水分が逃げにくい構造なので、普通の鍋と同じ感覚で調味すると、水っぽい、味が薄い、煮詰まりが足りないと感じる場合があります。反対に、公式レシピの味付けが自分には濃いと感じる人もいるため、味の好みには調整が必要です。

最初からオリジナルレシピを連発すると、失敗しやすくなります。まずは公式レシピを基準にして、次回から調味料や水分量を少しずつ変える方が安定します。
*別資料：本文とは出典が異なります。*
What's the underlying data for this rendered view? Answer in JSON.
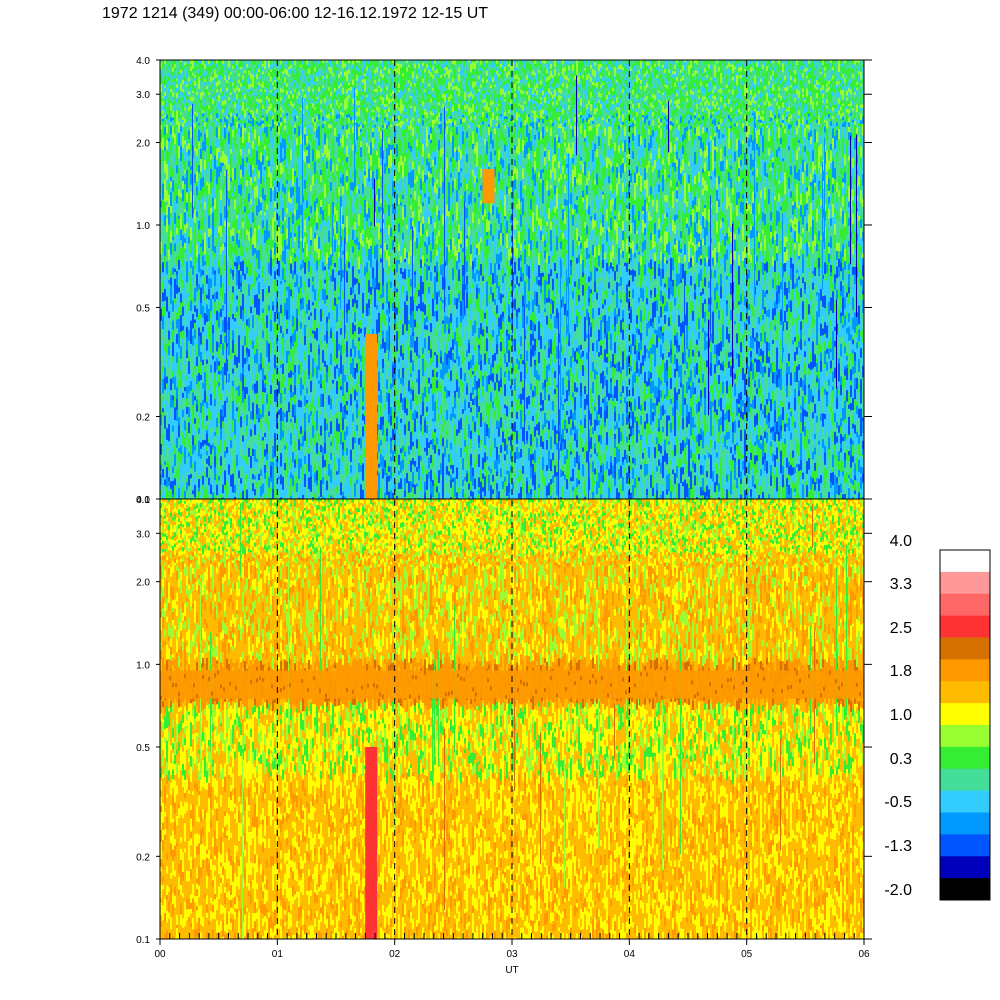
{
  "title": "1972 1214 (349) 00:00-06:00 12-16.12.1972  12-15 UT",
  "chart_data": {
    "type": "heatmap",
    "xlabel": "UT",
    "x_ticks": [
      "00",
      "01",
      "02",
      "03",
      "04",
      "05",
      "06"
    ],
    "xlim": [
      0,
      6
    ],
    "panels": [
      {
        "name": "upper",
        "y_scale": "log",
        "ylim": [
          0.1,
          4.0
        ],
        "y_ticks": [
          {
            "value": 0.1,
            "label": "0.1"
          },
          {
            "value": 0.2,
            "label": "0.2"
          },
          {
            "value": 0.5,
            "label": "0.5"
          },
          {
            "value": 1.0,
            "label": "1.0"
          },
          {
            "value": 2.0,
            "label": "2.0"
          },
          {
            "value": 3.0,
            "label": "3.0"
          },
          {
            "value": 4.0,
            "label": "4.0"
          }
        ],
        "dominant_levels": "0.3 to -0.5 (green / teal) with blue streaks",
        "features": [
          {
            "time": 1.8,
            "freq_range": [
              0.1,
              0.4
            ],
            "level": 1.8
          },
          {
            "time": 2.8,
            "freq_range": [
              1.2,
              1.6
            ],
            "level": 1.8
          }
        ]
      },
      {
        "name": "lower",
        "y_scale": "log",
        "ylim": [
          0.1,
          4.0
        ],
        "y_ticks": [
          {
            "value": 0.1,
            "label": "0.1"
          },
          {
            "value": 0.2,
            "label": "0.2"
          },
          {
            "value": 0.5,
            "label": "0.5"
          },
          {
            "value": 1.0,
            "label": "1.0"
          },
          {
            "value": 2.0,
            "label": "2.0"
          },
          {
            "value": 3.0,
            "label": "3.0"
          },
          {
            "value": 4.0,
            "label": "4.0"
          }
        ],
        "dominant_levels": "1.0 to 1.8 (yellow / orange)",
        "features": [
          {
            "time_range": [
              0,
              6
            ],
            "freq_range": [
              0.75,
              0.95
            ],
            "level": 2.2
          },
          {
            "time": 1.8,
            "freq_range": [
              0.1,
              0.5
            ],
            "level": 2.5
          }
        ]
      }
    ],
    "vertical_dashed_lines_at": [
      1,
      2,
      3,
      4,
      5
    ],
    "colorbar": {
      "labels": [
        "4.0",
        "3.3",
        "2.5",
        "1.8",
        "1.0",
        "0.3",
        "-0.5",
        "-1.3",
        "-2.0"
      ],
      "colors": [
        "#ffffff",
        "#ff9999",
        "#ff6666",
        "#ff3333",
        "#d67000",
        "#ff9900",
        "#ffbb00",
        "#ffff00",
        "#99ff33",
        "#33ee33",
        "#44dd99",
        "#33ccff",
        "#0099ff",
        "#0055ff",
        "#0000bb",
        "#000000"
      ]
    }
  }
}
ホットクックは、どんな料理でもプロ並みに仕上げる家電ではありません。煮る、蒸す、ゆでる、低温で加熱するといった得意分野に寄せるほど満足しやすいです。

炒め物を毎日作りたい人や、焼きたての香ばしさを重視する人は、ホットクックだけで調理を完結させようとしない方がいいです。煮込みをホットクックに任せ、焼き物はフライパンで作る。この使い分けが現実的ですよ。

ホットクックで後悔しない選び方

ホットクックで後悔しない選び方
ホットクックで後悔しない選び方
  • 価格に見合う頻度で使えるか確認
  • 人数に合う容量とモデルを選ぶ
  • withシリーズの違いに注意する
  • 予約調理やWi-Fiの制限を知る
  • 故障や音が気になる場合の対策

価格に見合う頻度で使えるか確認

価格に見合う頻度で使えるか確認

ホットクックは、モデルによって数万円の費用がかかる家電です。

便利そうだからという勢いだけで買い、週に1回も使わなければ、かなり高い鍋になってしまいます。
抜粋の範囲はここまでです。